Opportunistic infections
The use of a drug or other antiretroviral drugs does not exclude the possibility of developing opportunistic infections or other complications of HIV infection, so patients should remain under the supervision of a doctor who has experience in the treatment of these diseases.
Transmission of HIV infection
Patients need to be explained that carrying out antiretroviral therapy, including with the use of the drug, does not reduce the risk of transmission of HIV to others through sexual and parenteral routes, and therefore does not negate the need for appropriate precautions.
Myocardial infarction
As a result of a prospective, observational, epidemiological study in order to study the incidence of myocardial infarction in patients receiving combined antiretroviral therapy, a previous connection, within 6 months, of abacavir with an increased risk of myocardial infarction was found.
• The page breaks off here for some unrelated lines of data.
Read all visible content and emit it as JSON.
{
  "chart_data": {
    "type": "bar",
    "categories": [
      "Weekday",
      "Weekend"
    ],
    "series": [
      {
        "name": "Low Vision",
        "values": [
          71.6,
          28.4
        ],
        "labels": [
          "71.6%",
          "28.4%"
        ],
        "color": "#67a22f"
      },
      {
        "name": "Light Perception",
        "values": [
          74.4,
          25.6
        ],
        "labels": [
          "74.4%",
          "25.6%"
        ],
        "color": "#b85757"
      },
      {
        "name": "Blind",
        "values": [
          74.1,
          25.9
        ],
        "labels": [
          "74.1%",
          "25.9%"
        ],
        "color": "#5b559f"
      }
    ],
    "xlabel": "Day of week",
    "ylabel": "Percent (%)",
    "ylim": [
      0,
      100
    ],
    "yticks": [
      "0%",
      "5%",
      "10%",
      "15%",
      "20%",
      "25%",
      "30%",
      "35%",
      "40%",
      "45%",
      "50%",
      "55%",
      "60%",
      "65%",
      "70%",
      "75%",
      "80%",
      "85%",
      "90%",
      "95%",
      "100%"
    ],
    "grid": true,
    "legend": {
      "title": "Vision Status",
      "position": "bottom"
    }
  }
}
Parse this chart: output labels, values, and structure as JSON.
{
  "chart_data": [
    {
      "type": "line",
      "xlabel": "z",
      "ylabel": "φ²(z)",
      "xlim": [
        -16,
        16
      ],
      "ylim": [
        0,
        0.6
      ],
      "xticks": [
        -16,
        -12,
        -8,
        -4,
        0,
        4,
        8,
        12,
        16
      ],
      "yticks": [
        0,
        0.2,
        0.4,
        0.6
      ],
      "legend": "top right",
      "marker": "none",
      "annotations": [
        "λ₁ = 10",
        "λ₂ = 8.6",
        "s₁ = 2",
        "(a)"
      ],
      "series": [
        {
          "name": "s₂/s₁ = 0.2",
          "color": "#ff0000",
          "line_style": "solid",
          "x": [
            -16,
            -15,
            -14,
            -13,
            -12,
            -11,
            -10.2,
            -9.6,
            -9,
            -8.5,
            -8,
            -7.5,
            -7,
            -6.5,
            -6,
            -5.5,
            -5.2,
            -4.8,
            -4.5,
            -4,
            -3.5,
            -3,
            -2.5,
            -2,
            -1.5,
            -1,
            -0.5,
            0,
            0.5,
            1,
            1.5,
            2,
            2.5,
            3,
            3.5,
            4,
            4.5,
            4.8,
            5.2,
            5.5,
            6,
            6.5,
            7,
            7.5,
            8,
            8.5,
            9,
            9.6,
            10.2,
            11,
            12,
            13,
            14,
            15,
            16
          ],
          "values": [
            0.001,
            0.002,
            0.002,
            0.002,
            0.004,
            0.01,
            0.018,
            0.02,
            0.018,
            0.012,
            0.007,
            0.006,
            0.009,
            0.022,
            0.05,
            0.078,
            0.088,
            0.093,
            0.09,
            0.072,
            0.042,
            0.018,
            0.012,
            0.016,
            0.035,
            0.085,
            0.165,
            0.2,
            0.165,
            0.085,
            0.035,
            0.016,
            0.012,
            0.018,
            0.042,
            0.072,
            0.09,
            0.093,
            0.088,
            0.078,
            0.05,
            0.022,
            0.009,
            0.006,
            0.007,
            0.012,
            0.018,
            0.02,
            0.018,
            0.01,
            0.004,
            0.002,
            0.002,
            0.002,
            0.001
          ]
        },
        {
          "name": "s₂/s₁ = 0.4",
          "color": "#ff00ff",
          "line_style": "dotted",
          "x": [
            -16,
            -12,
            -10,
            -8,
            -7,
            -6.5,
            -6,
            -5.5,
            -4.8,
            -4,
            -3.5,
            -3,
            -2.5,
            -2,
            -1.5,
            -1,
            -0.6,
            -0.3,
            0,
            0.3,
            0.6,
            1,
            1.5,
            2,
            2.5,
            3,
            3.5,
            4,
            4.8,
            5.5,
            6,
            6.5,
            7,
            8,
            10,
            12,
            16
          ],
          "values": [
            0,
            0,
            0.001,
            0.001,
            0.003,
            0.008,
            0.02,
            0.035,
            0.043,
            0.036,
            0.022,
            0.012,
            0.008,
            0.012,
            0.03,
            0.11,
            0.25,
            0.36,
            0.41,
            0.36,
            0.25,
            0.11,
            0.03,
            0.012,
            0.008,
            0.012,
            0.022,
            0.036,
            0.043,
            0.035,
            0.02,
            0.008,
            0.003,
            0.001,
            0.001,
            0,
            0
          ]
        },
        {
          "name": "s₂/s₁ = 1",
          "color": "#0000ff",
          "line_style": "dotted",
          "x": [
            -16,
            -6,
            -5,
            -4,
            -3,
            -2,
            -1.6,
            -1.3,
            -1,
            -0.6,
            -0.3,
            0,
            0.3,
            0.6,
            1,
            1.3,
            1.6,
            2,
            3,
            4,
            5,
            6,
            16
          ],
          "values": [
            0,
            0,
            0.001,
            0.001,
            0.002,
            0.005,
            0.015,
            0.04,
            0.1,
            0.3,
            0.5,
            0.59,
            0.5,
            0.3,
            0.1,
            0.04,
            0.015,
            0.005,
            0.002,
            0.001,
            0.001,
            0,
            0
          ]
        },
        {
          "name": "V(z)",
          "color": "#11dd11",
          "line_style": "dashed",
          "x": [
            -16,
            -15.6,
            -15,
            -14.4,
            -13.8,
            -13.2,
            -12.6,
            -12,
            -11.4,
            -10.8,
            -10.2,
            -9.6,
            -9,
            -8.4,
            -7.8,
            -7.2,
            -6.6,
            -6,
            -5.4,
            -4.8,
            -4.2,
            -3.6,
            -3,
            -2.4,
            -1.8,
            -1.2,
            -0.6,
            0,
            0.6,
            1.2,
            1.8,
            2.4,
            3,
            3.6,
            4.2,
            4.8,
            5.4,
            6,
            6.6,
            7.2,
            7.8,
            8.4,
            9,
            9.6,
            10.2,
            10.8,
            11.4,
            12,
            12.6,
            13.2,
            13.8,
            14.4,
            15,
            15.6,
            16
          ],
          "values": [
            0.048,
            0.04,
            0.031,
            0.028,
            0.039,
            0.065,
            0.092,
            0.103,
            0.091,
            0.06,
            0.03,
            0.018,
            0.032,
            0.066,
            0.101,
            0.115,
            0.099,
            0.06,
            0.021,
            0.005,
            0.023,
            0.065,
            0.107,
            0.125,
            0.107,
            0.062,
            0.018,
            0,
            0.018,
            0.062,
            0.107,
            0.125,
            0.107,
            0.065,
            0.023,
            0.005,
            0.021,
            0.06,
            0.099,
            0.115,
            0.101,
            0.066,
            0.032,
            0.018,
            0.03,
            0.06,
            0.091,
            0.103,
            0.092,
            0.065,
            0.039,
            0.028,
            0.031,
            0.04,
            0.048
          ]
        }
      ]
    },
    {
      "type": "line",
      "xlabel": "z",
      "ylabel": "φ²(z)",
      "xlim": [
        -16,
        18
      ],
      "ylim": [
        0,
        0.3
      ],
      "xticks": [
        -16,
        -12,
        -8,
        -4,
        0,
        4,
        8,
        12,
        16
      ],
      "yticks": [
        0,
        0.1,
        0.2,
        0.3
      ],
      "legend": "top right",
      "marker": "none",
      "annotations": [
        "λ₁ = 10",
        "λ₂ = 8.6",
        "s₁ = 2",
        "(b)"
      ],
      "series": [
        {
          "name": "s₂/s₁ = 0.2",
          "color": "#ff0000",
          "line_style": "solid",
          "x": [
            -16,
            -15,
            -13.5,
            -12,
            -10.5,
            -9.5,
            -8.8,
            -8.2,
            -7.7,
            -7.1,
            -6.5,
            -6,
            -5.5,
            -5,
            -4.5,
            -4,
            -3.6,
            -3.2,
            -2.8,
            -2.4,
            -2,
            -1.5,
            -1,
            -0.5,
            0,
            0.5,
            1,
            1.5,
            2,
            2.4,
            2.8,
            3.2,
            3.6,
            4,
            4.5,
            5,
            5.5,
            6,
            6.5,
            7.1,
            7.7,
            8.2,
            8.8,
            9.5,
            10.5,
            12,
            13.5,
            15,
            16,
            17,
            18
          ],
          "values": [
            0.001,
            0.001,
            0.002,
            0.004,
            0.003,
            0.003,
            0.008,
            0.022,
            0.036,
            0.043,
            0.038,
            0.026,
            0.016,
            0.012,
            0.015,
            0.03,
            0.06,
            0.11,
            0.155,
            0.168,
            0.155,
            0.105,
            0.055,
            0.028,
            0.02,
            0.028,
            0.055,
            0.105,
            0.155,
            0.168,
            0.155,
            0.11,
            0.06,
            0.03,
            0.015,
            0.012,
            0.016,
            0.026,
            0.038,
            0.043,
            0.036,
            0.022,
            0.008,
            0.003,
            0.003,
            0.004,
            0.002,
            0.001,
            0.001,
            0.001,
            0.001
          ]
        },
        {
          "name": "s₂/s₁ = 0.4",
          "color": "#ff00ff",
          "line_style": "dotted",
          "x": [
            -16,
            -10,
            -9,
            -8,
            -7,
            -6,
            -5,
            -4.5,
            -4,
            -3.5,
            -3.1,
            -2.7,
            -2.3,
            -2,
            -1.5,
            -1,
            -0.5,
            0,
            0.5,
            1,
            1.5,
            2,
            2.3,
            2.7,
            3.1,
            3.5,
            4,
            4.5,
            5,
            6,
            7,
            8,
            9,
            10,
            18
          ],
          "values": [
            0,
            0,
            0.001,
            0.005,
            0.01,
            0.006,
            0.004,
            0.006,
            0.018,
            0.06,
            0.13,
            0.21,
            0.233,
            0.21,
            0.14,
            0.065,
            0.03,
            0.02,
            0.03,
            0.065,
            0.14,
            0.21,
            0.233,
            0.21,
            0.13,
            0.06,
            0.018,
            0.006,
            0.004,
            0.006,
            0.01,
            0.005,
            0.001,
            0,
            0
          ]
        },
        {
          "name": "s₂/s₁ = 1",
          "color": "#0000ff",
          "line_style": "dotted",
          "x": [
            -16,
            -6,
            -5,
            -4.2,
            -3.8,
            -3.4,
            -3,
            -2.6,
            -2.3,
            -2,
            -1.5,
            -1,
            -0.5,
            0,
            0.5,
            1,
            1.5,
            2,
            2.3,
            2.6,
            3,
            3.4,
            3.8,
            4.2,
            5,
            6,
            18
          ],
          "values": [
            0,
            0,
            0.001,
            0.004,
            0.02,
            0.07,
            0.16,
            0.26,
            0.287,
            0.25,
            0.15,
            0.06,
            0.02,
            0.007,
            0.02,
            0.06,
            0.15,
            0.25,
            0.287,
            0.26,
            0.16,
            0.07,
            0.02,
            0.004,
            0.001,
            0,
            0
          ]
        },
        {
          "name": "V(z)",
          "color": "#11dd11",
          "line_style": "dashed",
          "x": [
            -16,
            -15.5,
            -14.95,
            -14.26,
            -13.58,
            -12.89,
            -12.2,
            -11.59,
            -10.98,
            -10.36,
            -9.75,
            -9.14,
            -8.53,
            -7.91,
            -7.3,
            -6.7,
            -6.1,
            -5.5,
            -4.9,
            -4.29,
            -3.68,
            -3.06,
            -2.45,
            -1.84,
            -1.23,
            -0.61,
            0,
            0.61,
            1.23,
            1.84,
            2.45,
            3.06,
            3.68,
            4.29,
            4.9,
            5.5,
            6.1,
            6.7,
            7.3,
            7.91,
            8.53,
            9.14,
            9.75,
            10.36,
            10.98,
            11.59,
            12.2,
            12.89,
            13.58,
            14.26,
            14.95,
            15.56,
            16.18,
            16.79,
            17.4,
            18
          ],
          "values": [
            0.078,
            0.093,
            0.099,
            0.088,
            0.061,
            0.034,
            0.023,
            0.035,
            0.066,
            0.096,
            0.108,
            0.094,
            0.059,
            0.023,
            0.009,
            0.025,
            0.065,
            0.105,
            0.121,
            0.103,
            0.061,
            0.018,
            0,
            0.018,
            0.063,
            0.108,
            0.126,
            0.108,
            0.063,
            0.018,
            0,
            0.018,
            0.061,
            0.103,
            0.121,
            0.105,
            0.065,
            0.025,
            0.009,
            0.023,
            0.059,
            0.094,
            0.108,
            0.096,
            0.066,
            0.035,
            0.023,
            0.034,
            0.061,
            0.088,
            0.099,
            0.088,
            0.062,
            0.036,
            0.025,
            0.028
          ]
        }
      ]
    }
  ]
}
According to the generalized analysis of clinical studies, there was no increase in the risk of myocardial infarction associated with abacavir. Biological mechanisms that explain a potentially increased risk are unknown. In general, the available data from observing cohorts and controlled clinical studies do not allow one to unequivocally determine the relationship between abacavir therapy and the risk of myocardial infarction.
However, care should be taken to prescribe antiretroviral therapy, including drugs containing abacavir, patients with a possible risk of coronary heart disease. It is necessary to take all measures to minimize risk factors (such as arterial hypertension, dyslipidemia, diabetes and smoking).
Concomitant treatment
Patients should be cautioned against self-medication with any form of medication.
Selection of doses
If you need individual selection of doses appoint individual drugs abacavir, lamivudine and zidovudine. However, in this case, the physician should become familiar with the information on each of these drugs.
Data on the pharmacokinetics of the drug y persons over 65 years of age are absent. In connection with the possibility of age-related changes, including a decrease in kidney function and hematological disorders, the prescription of the drug to persons of this age group requires special care.
Impaired renal function may require a reduction in the dose of lamivudine or zidovudine. Concerning, patients with impaired renal function (creatinine clearance less than 50 ml / min) is recommended abacavir, lamivudine and zidovudine in the form of separate preparations.